A Jewel of a Weed by Nebraska Game and Parks Commission
July 15, 2009, 1:51 pm
Filed under: Wild Plants | Tags: , ,
Spotted Jewelweed

Spotted Jewelweed. Photo Courtesy of the University of Southern Indiana.

I spend a lot of time in the woods. I tell people it is important to know and understand ALL of your flora and fauna and to make nature’s connections. That stated, one of the more interesting plants that I find and use that I want to share with you is jewelweed. 

Impatiens spp. –  a Touch-Me-Not, jewelweed grows naturally in the richer soil of shady, moist woodlands in various Nebraska counties, especially along the wooded stream courses in the southeastern ones. Interestingly though, in my travels while fly fishing for trout with my sons, I have noted jewelweed along the East Branch of the Verdigre Creek in Antelope County and along the Snake River above Merritt Reservoir in Cherry County.   

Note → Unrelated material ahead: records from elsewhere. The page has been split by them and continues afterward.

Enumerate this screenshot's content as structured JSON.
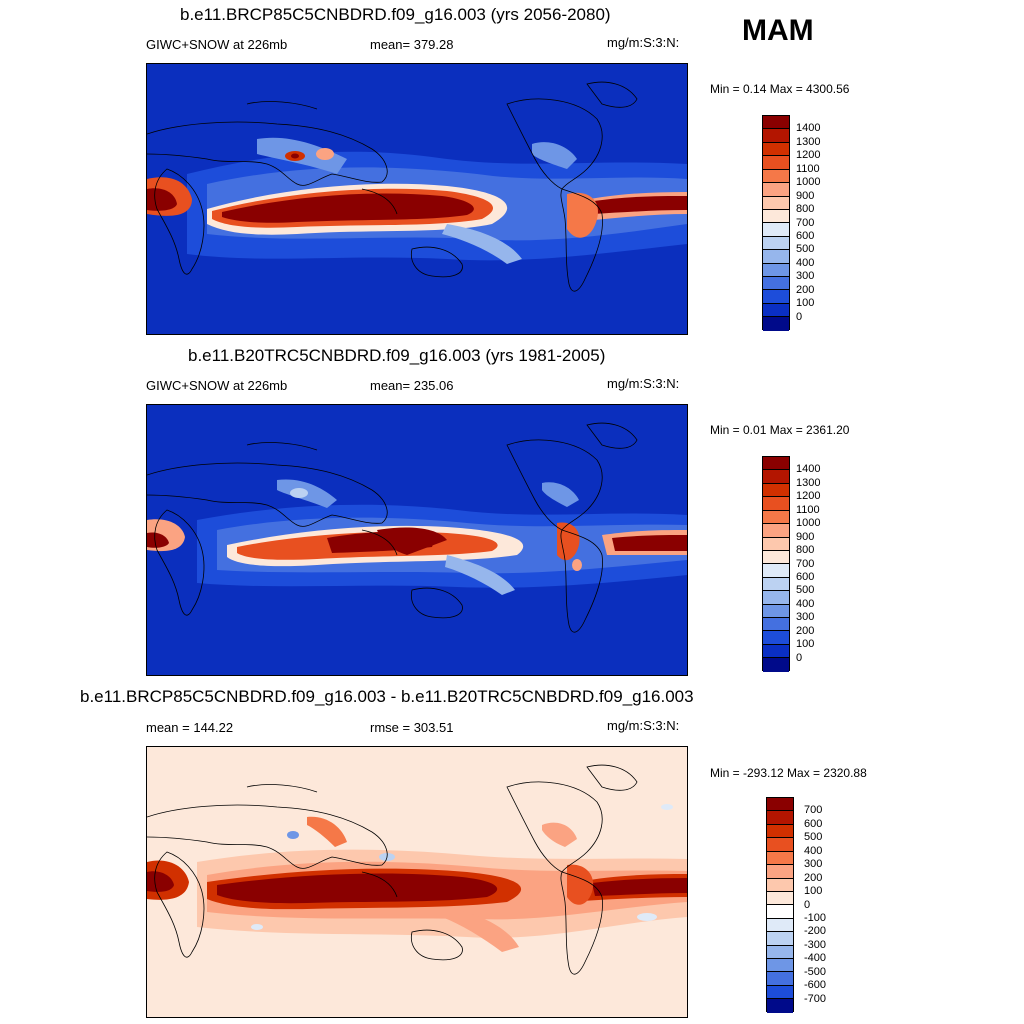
{
  "season": "MAM",
  "panels": [
    {
      "title": "b.e11.BRCP85C5CNBDRD.f09_g16.003 (yrs 2056-2080)",
      "left_label": "GIWC+SNOW at 226mb",
      "center_label": "mean= 379.28",
      "units": "mg/m:S:3:N:",
      "minmax": "Min =   0.14 Max = 4300.56",
      "colorbar": {
        "labels": [
          "1400",
          "1300",
          "1200",
          "1100",
          "1000",
          "900",
          "800",
          "700",
          "600",
          "500",
          "400",
          "300",
          "200",
          "100",
          "0"
        ],
        "colors": [
          "#8a0000",
          "#b31500",
          "#d13000",
          "#e85020",
          "#f57848",
          "#fba382",
          "#fdc8ad",
          "#fde8da",
          "#dfeaf8",
          "#bcd2f2",
          "#96b6ec",
          "#6e96e6",
          "#4470e0",
          "#1d4dda",
          "#0a2fc4",
          "#000a8a"
        ]
      },
      "background": "#0b2fbe"
    },
    {
      "title": "b.e11.B20TRC5CNBDRD.f09_g16.003 (yrs 1981-2005)",
      "left_label": "GIWC+SNOW at 226mb",
      "center_label": "mean= 235.06",
      "units": "mg/m:S:3:N:",
      "minmax": "Min =   0.01 Max = 2361.20",
      "colorbar": {
        "labels": [
          "1400",
          "1300",
          "1200",
          "1100",
          "1000",
          "900",
          "800",
          "700",
          "600",
          "500",
          "400",
          "300",
          "200",
          "100",
          "0"
        ],
        "colors": [
          "#8a0000",
          "#b31500",
          "#d13000",
          "#e85020",
          "#f57848",
          "#fba382",
          "#fdc8ad",
          "#fde8da",
          "#dfeaf8",
          "#bcd2f2",
          "#96b6ec",
          "#6e96e6",
          "#4470e0",
          "#1d4dda",
          "#0a2fc4",
          "#000a8a"
        ]
      },
      "background": "#0b2fbe"
    },
    {
      "title": "b.e11.BRCP85C5CNBDRD.f09_g16.003 - b.e11.B20TRC5CNBDRD.f09_g16.003",
      "left_label": "mean = 144.22",
      "center_label": "rmse = 303.51",
      "units": "mg/m:S:3:N:",
      "minmax": "Min = -293.12 Max = 2320.88",
      "colorbar": {
        "labels": [
          "700",
          "600",
          "500",
          "400",
          "300",
          "200",
          "100",
          "0",
          "-100",
          "-200",
          "-300",
          "-400",
          "-500",
          "-600",
          "-700"
        ],
        "colors": [
          "#8a0000",
          "#b31500",
          "#d13000",
          "#e85020",
          "#f57848",
          "#fba382",
          "#fdc8ad",
          "#fde8da",
          "#ffffff",
          "#dfeaf8",
          "#bcd2f2",
          "#96b6ec",
          "#6e96e6",
          "#4470e0",
          "#1d4dda",
          "#000a8a"
        ]
      },
      "background": "#fde8da"
    }
  ]
}
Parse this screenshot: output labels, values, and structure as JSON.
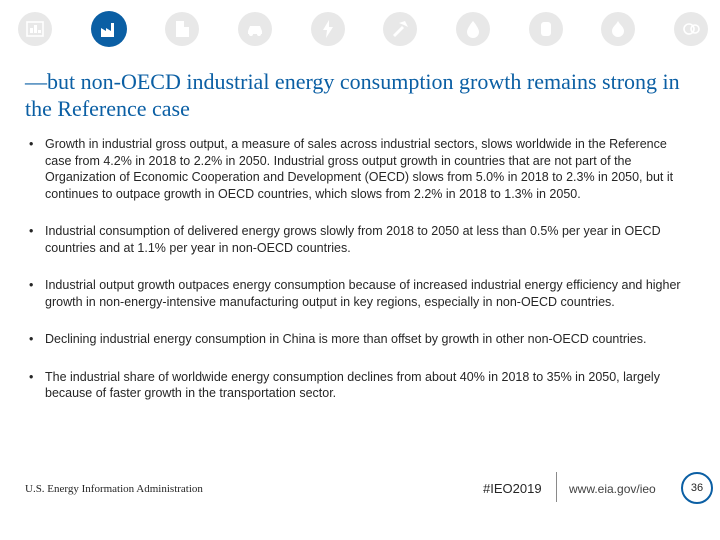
{
  "nav": {
    "icons": [
      {
        "name": "overview-icon",
        "active": false
      },
      {
        "name": "industrial-icon",
        "active": true
      },
      {
        "name": "buildings-icon",
        "active": false
      },
      {
        "name": "transportation-icon",
        "active": false
      },
      {
        "name": "electricity-icon",
        "active": false
      },
      {
        "name": "coal-icon",
        "active": false
      },
      {
        "name": "petroleum-icon",
        "active": false
      },
      {
        "name": "natural-gas-icon",
        "active": false
      },
      {
        "name": "co2-icon",
        "active": false
      },
      {
        "name": "summary-icon",
        "active": false
      }
    ],
    "colors": {
      "active": "#0b5fa4",
      "inactive": "#e8e8e8",
      "glyph": "#ffffff"
    }
  },
  "slide": {
    "title": "—but non-OECD industrial energy consumption growth remains strong in the Reference case",
    "bullet_marker": "•",
    "bullets": [
      "Growth in industrial gross output, a measure of sales across industrial sectors, slows worldwide in the Reference case from 4.2% in 2018 to 2.2% in 2050. Industrial gross output growth in countries that are not part of the Organization of Economic Cooperation and Development (OECD) slows from 5.0% in 2018 to 2.3% in 2050, but it continues to outpace growth in OECD countries, which slows from 2.2% in 2018 to 1.3% in 2050.",
      "Industrial consumption of delivered energy grows slowly from 2018 to 2050 at less than 0.5% per year in OECD countries and at 1.1% per year in non-OECD countries.",
      "Industrial output growth outpaces energy consumption because of increased industrial energy efficiency and higher growth in non-energy-intensive manufacturing output in key regions, especially in non-OECD countries.",
      "Declining industrial energy consumption in China is more than offset by growth in other non-OECD countries.",
      "The industrial share of worldwide energy consumption declines from about 40% in 2018 to 35% in 2050, largely because of faster growth in the transportation sector."
    ]
  },
  "footer": {
    "organization": "U.S. Energy Information Administration",
    "hashtag": "#IEO2019",
    "url": "www.eia.gov/ieo",
    "page_number": "36"
  }
}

Now, the intriguing aspect of jewelweed is that it is a natural remedy used to help sooth the sting of nettles and prevent the rash of poison ivy. Crush the stems and leaves of the plant and apply the juice directly to the skin. I can vouch for the fact that it works to alleviate the prickle of those nettles. I’ve not been daring enough to try it as a preventative barrier for poison ivy

What’s funny about jewelweed is that I have sometimes discovered it growing right near stands of nettles or poison ivy!  So, if you’re going on a hike, checking your trail cameras or planning a stream fishing adventure and you have a brush with nettles, don’t overlook what might help you nearby — a jewel of a weed!